Musique : Giorni dispari-Ludovico Einaudi
Mai 1943 à Budapest. Le jardin sort enfin de son sommeil hivernal et se drape doucement dans ses habits de verdure. Ada a sept ans et cette journée à quelque chose de très spécial. C'est son anniversaire et Ada se demande comment on est lorsqu'on a huit ans. Est-ce qu'on peut-on grandir soudainement en une nuit ? Est-ce qu'on oublie ses rêves de petite fille lorsqu'on a huit ans ?
Hannah est venue l'embrasser tôt ce matin et lui a murmuré des mots tendres dans l'oreille. Ada s'est immédiatement blottie contre elle pour ressentir la douceur de sa peau et l'odeur poudrée de son parfum.
C'est la guerre dans la ville mais Ada ne la voit pas, ne l'entend pas, ne la regarde pas. Elle est née avec. La guerre ou la paix, c'est pour elle la même chose. Elle ne connaît pas la différence entre les deux. De même, elle a toujours un peu froid ou faim mais sur la terre, c'est toujours comme ça. Et aujourd'hui, Hannah lui a promis un gâteau d'anniversaire et cela fait si longtemps qu'elle en a oublié le goût. Alors Ada se réjouit, la journée sera belle.
Mais ce qu'aime Ada plus que tout, c'est voyager, loin, très loin, au-delà des pensées. Ada sait qu'elle peut-être là, bien présente dans la grande maison, entourée de ceux qu'elle aime, mais aussi qu'elle peut, en quelques secondes, s'échapper dans l'histoire du temps, le temps de ses vies, le temps de son âme. C'est l'univers qu'elle préfère et c'est un peu son école à elle, sa façon d'apprendre la vie.
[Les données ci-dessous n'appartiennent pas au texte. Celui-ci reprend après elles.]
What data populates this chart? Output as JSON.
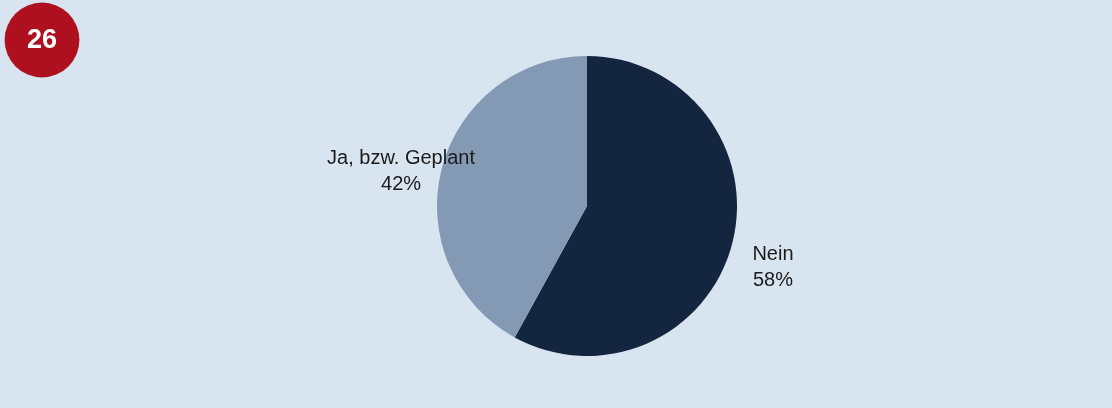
{
  "chart_data": {
    "type": "pie",
    "categories": [
      "Nein",
      "Ja, bzw. Geplant"
    ],
    "values": [
      58,
      42
    ],
    "value_labels": [
      "58%",
      "42%"
    ],
    "colors": [
      "#13253f",
      "#8499b4"
    ],
    "annotations": [
      "26"
    ],
    "legend": false
  }
}
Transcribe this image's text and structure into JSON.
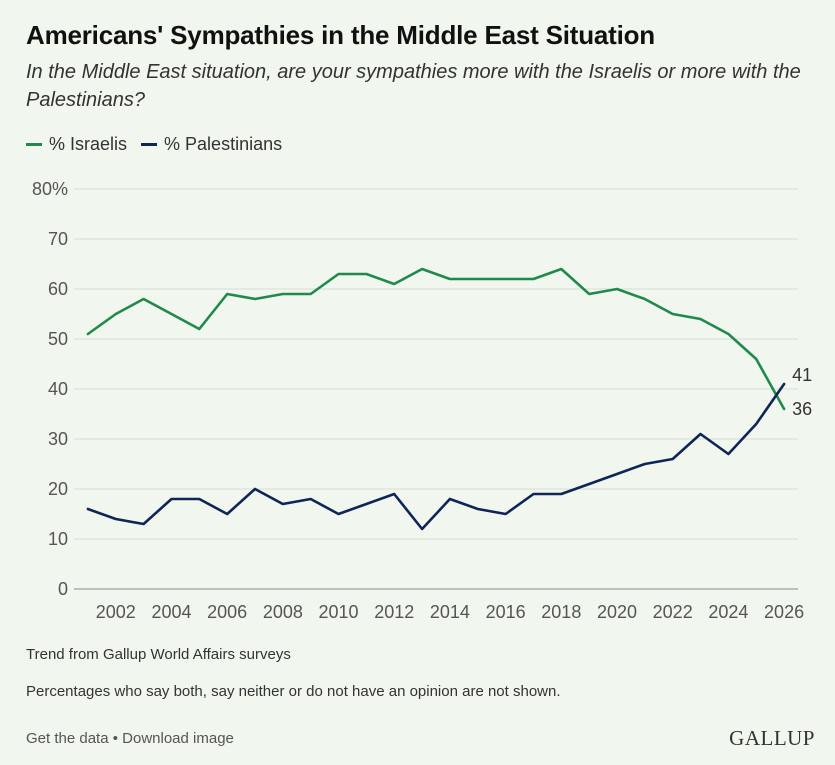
{
  "header": {
    "title": "Americans' Sympathies in the Middle East Situation",
    "subtitle": "In the Middle East situation, are your sympathies more with the Israelis or more with the Palestinians?"
  },
  "notes": {
    "trend": "Trend from Gallup World Affairs surveys",
    "exclusion": "Percentages who say both, say neither or do not have an opinion are not shown."
  },
  "footer": {
    "get_data": "Get the data",
    "separator": " • ",
    "download": "Download image",
    "logo": "GALLUP"
  },
  "chart_data": {
    "type": "line",
    "title": "Americans' Sympathies in the Middle East Situation",
    "xlabel": "",
    "ylabel": "",
    "x": [
      2001,
      2002,
      2003,
      2004,
      2005,
      2006,
      2007,
      2008,
      2009,
      2010,
      2011,
      2012,
      2013,
      2014,
      2015,
      2016,
      2017,
      2018,
      2019,
      2020,
      2021,
      2022,
      2023,
      2024,
      2025,
      2026
    ],
    "xlim": [
      2000.5,
      2026.5
    ],
    "x_ticks": [
      2002,
      2004,
      2006,
      2008,
      2010,
      2012,
      2014,
      2016,
      2018,
      2020,
      2022,
      2024,
      2026
    ],
    "ylim": [
      0,
      80
    ],
    "y_ticks": [
      0,
      10,
      20,
      30,
      40,
      50,
      60,
      70,
      80
    ],
    "y_tick_labels": [
      "0",
      "10",
      "20",
      "30",
      "40",
      "50",
      "60",
      "70",
      "80%"
    ],
    "grid": true,
    "legend_position": "top-left",
    "series": [
      {
        "name": "% Israelis",
        "color": "#1f8a4c",
        "values": [
          51,
          55,
          58,
          55,
          52,
          59,
          58,
          59,
          59,
          63,
          63,
          61,
          64,
          62,
          62,
          62,
          62,
          64,
          59,
          60,
          58,
          55,
          54,
          51,
          46,
          36
        ],
        "end_label": "36"
      },
      {
        "name": "% Palestinians",
        "color": "#0f2557",
        "values": [
          16,
          14,
          13,
          18,
          18,
          15,
          20,
          17,
          18,
          15,
          17,
          19,
          12,
          18,
          16,
          15,
          19,
          19,
          21,
          23,
          25,
          26,
          31,
          27,
          33,
          41
        ],
        "end_label": "41"
      }
    ]
  }
}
Elle sait que c'est dans l'histoire des vies que l'on trouve les réponses aux questions que l'on se pose sur la terre. C'est un peu comme à l'école ; plus vite on apprend, plus facile il est de comprendre les nouvelles leçons. Et puis cela évite à avoir à redoubler. C'est si ennuyeux de devoir faire et refaire toujours les mêmes vies.
Les chemins qui conduisent aux portes de la mémoire, Hannah les lui a montrés dès sa naissance, instinctivement, intuitivement, sans aucun mot ni aucune parole. Les guides savent très bien faire cela même s'ils ont sur terre un rôle de mère, père, frère ou sœur. Ainsi, lorsque Ada pleure, elle ouvre la porte de ses pensées et regarde les mémoires de son âme. Les dossiers y sont très bien classés et il suffit de feuilleter les pages, les unes après les autres. Tout est écrit. Ada est une très bonne élève et elle sait très bien lire et surtout comprendre à travers les lignes.
Pour les humains, incarnés sur cette terre, les mémoires du temps ne dévoilent que quelques mystères uniquement. Il n'est pas nécessaire de tout lire ; seuls quelques chapitres parfois suffisent à comprendre le contrat passé avec son âme, bien avant de s'incarner sur notre univers.
Alors, en cette journée de son huitième anniversaire à Budapest, Ada a regardé la jolie robe posée par Hannah sur l'accoudoir du fauteuil de sa chambre, elle a senti le tissu glisser sur son petit corps gracile, elle s'est regardée dans la glace de ses grands yeux noirs étonnés et a senti la délicieuse odeur de son gâteau d'anniversaire. Aujourd'hui, elle n'a pas besoin de s'échapper sur les routes du temps. La journée l'appelle et le temps est le présent.